И оборвал свой смех.
— «Живем мы весело сегодня, а завтра будет веселей!» — словно что-то приказывая Евлалии Григорьевне, сказал он. — Вот оно как! А совсем не «страшная»!
— Нет! — неожиданно вырвалось у Евлалии Григорьевны. — Весело? Да нет же! Нет!
— Сам товарищ Сталин сказал, — с тем же огоньком продолжал мучить ее Семенов: — «жить стало лучше, жить стало веселее»!.. А вы…
— Я… — заметалась Евлалия Григорьевна. — Конечно, Сталин… Но…
— Что еще за «но» такое? — грубо выкрикнул Семенов. — Какое такое может быть «но»? Сталин же сказал! Точка!
Евлалия Григорьевна умоляюще подняла на него глаза.
— Холодно очень! — тоскливо сказала она. — Бесприютно! И люди кругом страшные… Люди другими стали!
— То-то же! — словно в чем-то убедил ее Семенов и сразу встал со стула. То-то же! — повторил он, а к чему он говорит и повторяет это «то-то же», никак нельзя было понять. — У Софьи-то Дмитриевны иконы висят и лампадка горит, а? Опиум! А вы вот здесь против слов товарища Сталина какое-то «но» возражаете? Контрреволюция! Эх, вы… Голубенькая! Да ведь вас и под ноготь взять даже нельзя, потому что и брать-то нечего, а между прочим, вы… смотрите! Зачем вы смотрите? — почти страстно выкрикнул он. — Муж-то ведь в ссылке? А сынишка-то ведь еще крохотный? А сил-то у вас нет? Так разве ж можно вам жить такой… голубенькой? Вы «Правду» читаете? На собраниях доклады слушаете? Сталинскую конституцию изучаете? Так ведь нечего, совсем вот нечего под ноготь брать!
Он судорожным рывком подхватил с пола свой портфель и, чем-то возмущаясь, со злым негодованием повернулся к Евлалии Григорьевне. А та совсем растерялась, ничего не понимая, пугаясь и его самого, и его слов. Но вместе с испугом было и другое: через его злое негодование она увидела его муку, которой он мучится, которую прячет и от которой бежит. И, ни о чем не думая, ни в чем не давая себе отчета, она очень нежно и ласково положила свою руку на его стиснутый волосатый кулак, которым он сжимал свой портфель.
— Нет, нет! — бессвязно залепетала она. — Нет, все это не то… Я не знаю, что — «то», но все это не то! Не надо! Не надо, милый Павел Петрович!
Семенов чуть отшатнулся от нее. Его взгляд наполнился большим вопросом, настоящим вопросом, который он не смог бы выразить никакими словами. Ни он, ни Евлалия Григорьевна не понимали этого взгляда, не понимали даже и того, что стоит за ним, а только смотрели друг на друга, ни слова не говоря. И вдруг, со странной, непонятной ясностью, Семенов увидел, что ответ на его вопрос есть, уже есть, но ответ этот может дать только Евлалия Григорьевна, и больше никто.
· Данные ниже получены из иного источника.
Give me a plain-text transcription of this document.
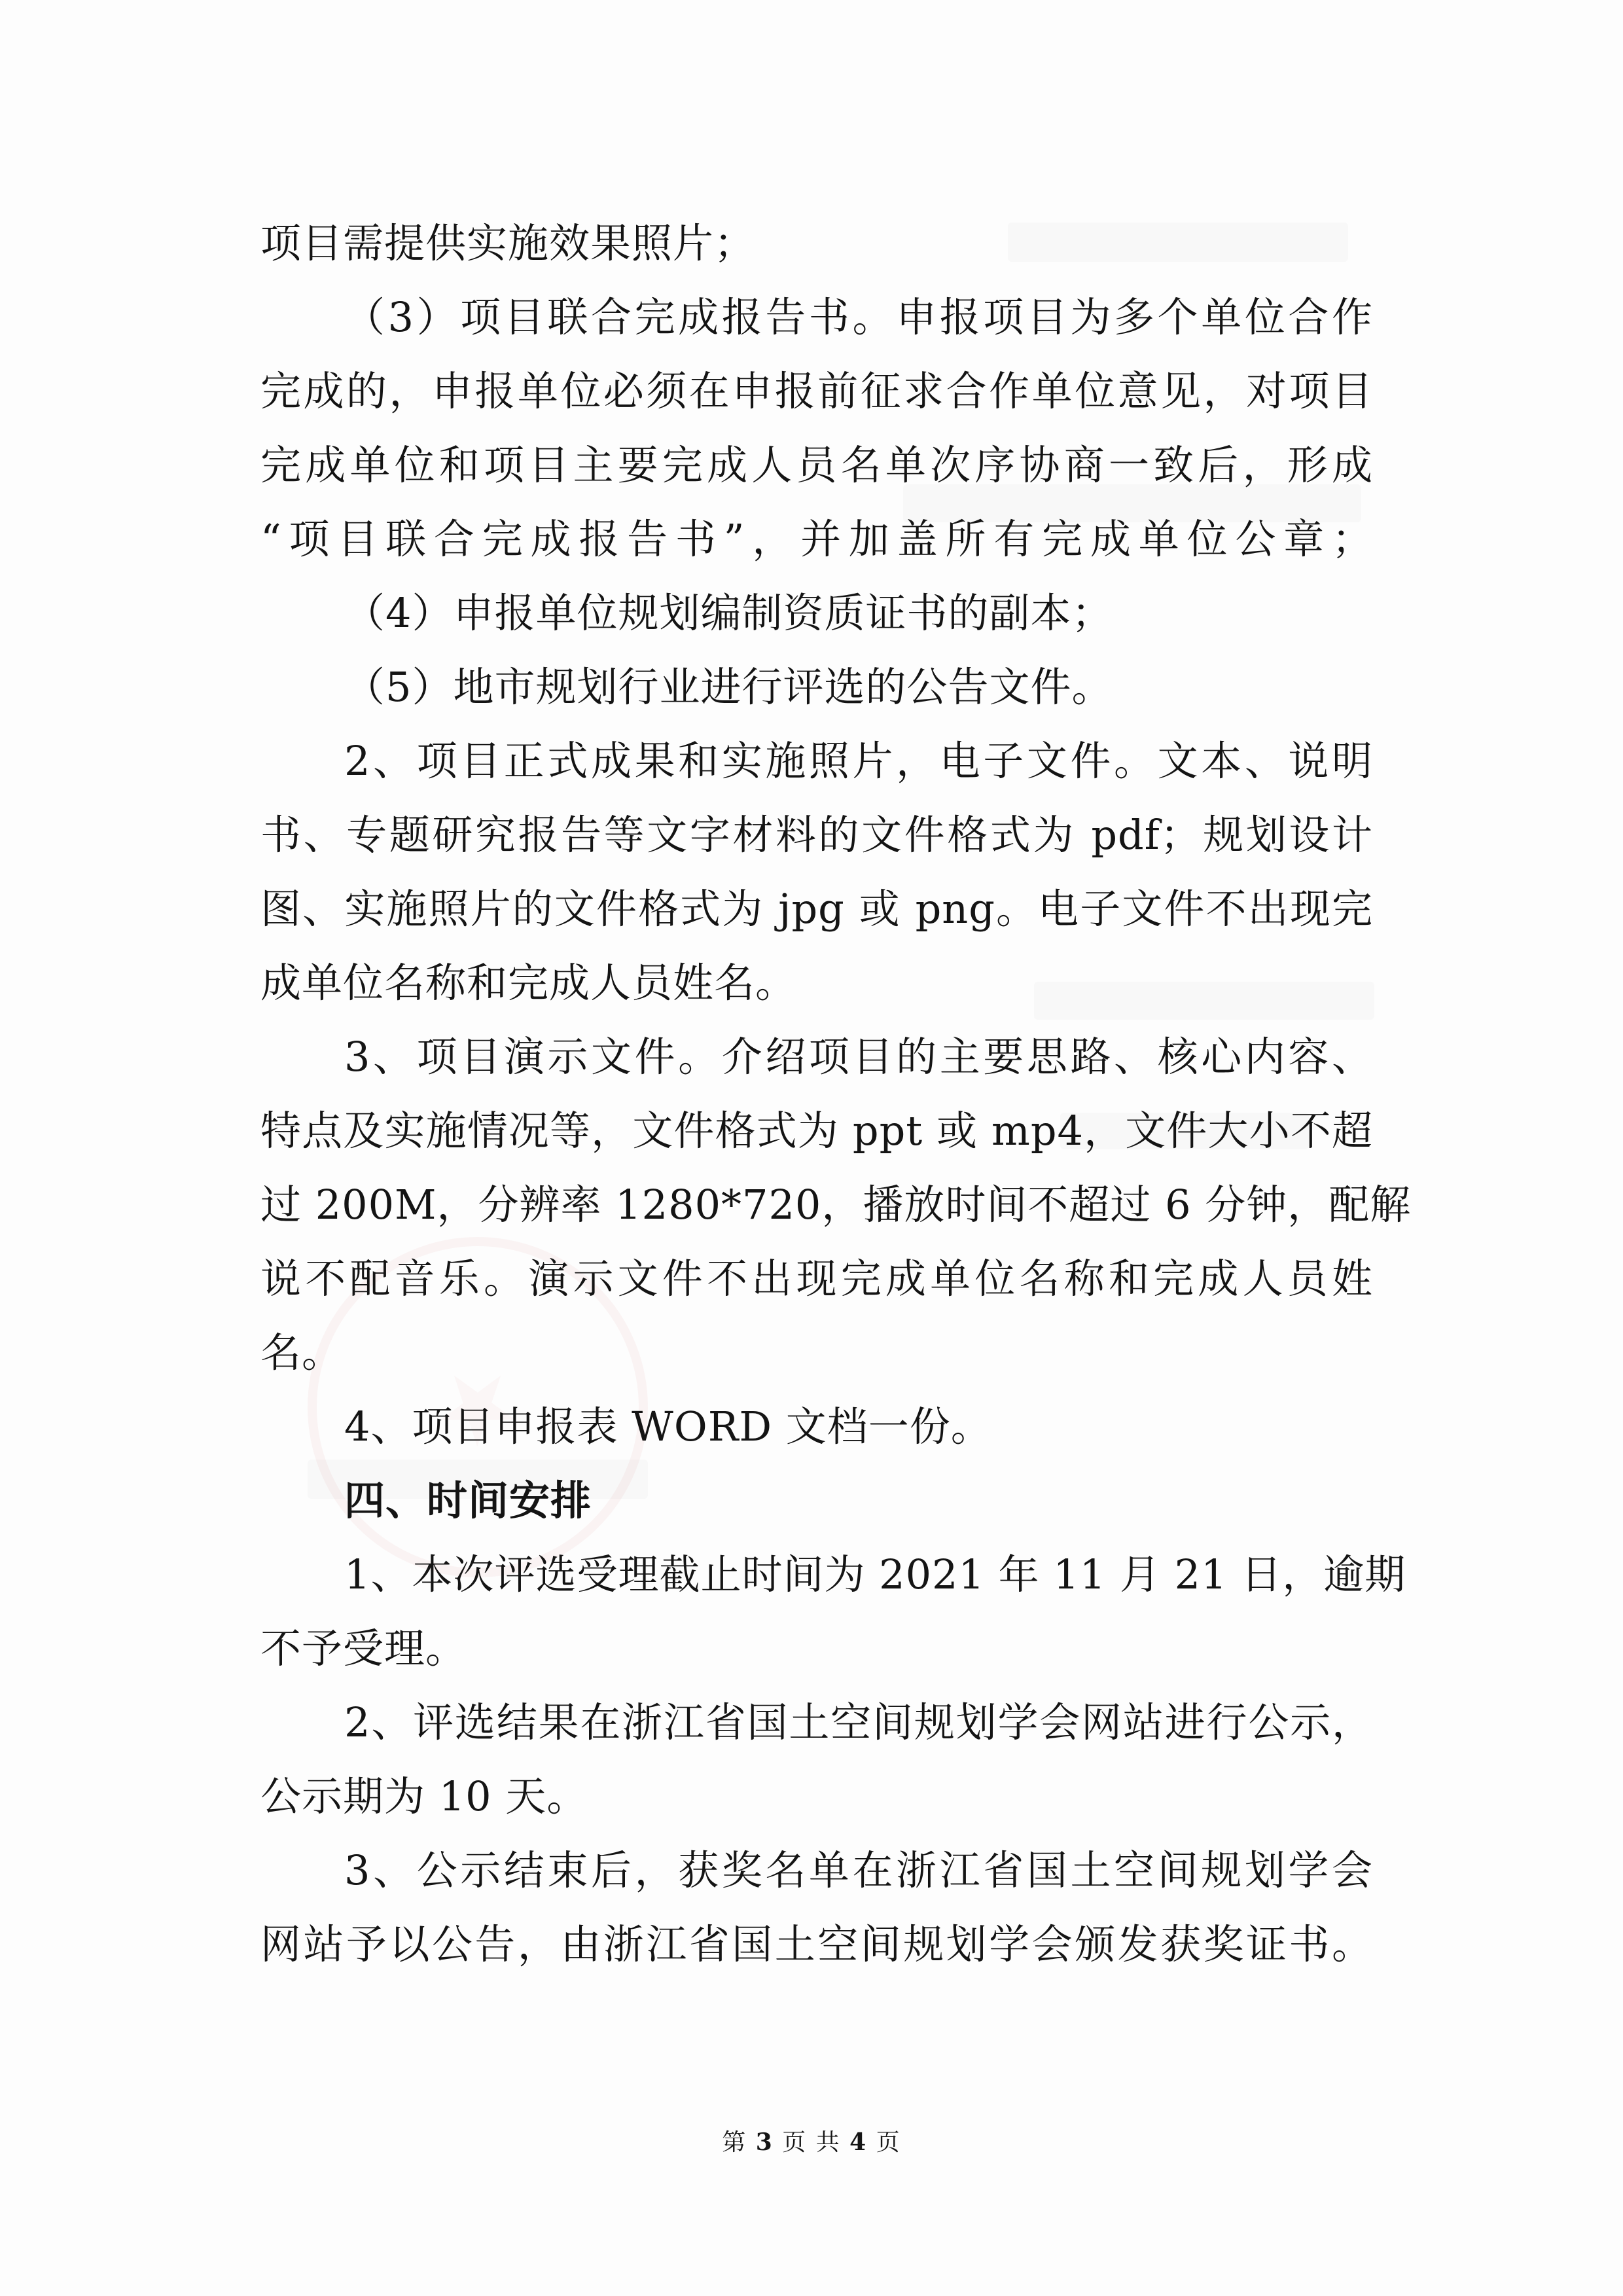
项目需提供实施效果照片；
（3）项目联合完成报告书。申报项目为多个单位合作
完成的，申报单位必须在申报前征求合作单位意见，对项目
完成单位和项目主要完成人员名单次序协商一致后，形成
“项目联合完成报告书”，并加盖所有完成单位公章；
（4）申报单位规划编制资质证书的副本；
（5）地市规划行业进行评选的公告文件。
2、项目正式成果和实施照片，电子文件。文本、说明
书、专题研究报告等文字材料的文件格式为 pdf；规划设计
图、实施照片的文件格式为 jpg 或 png。电子文件不出现完
成单位名称和完成人员姓名。
3、项目演示文件。介绍项目的主要思路、核心内容、
特点及实施情况等，文件格式为 ppt 或 mp4，文件大小不超
过 200M，分辨率 1280*720，播放时间不超过 6 分钟，配解
说不配音乐。演示文件不出现完成单位名称和完成人员姓
名。
4、项目申报表 WORD 文档一份。
四、时间安排
1、本次评选受理截止时间为 2021 年 11 月 21 日，逾期
不予受理。
2、评选结果在浙江省国土空间规划学会网站进行公示，
公示期为 10 天。
3、公示结束后，获奖名单在浙江省国土空间规划学会
网站予以公告，由浙江省国土空间规划学会颁发获奖证书。
第 3 页 共 4 页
Он сделал усилие над собой.
— Пора мне! — почти спокойно сказал он. — У меня ведь минуты-то считанные. Дела! — опять усмехнулся он такой усмешкой, как будто хотел посмеяться над своими делами. — Всего вам хорошего.
— До свиданья! — еле догадалась ответить она. Он отворил дверь и ушел.
Григорий Михайлович был очень заинтересован тем, что было, когда Семенов приходил к Евлалии Григорьевне: его интересовали не деньги и не новая работа, а то — «договорились ли они до чего-нибудь?» Он очень откровенно понимал и это «договорились», и это «до чего-нибудь», но ничуть не смущался и не стыдился, а только уверял себя: «Ведь все же можно сделать вполне корректно и даже изящно. Вот именно — изящно!» И боялся того, что «Лалка дура», что она «не сумеет» и «чего доброго, сваляет непростительного дурака!» — по своей манере, думал он именно этими словами.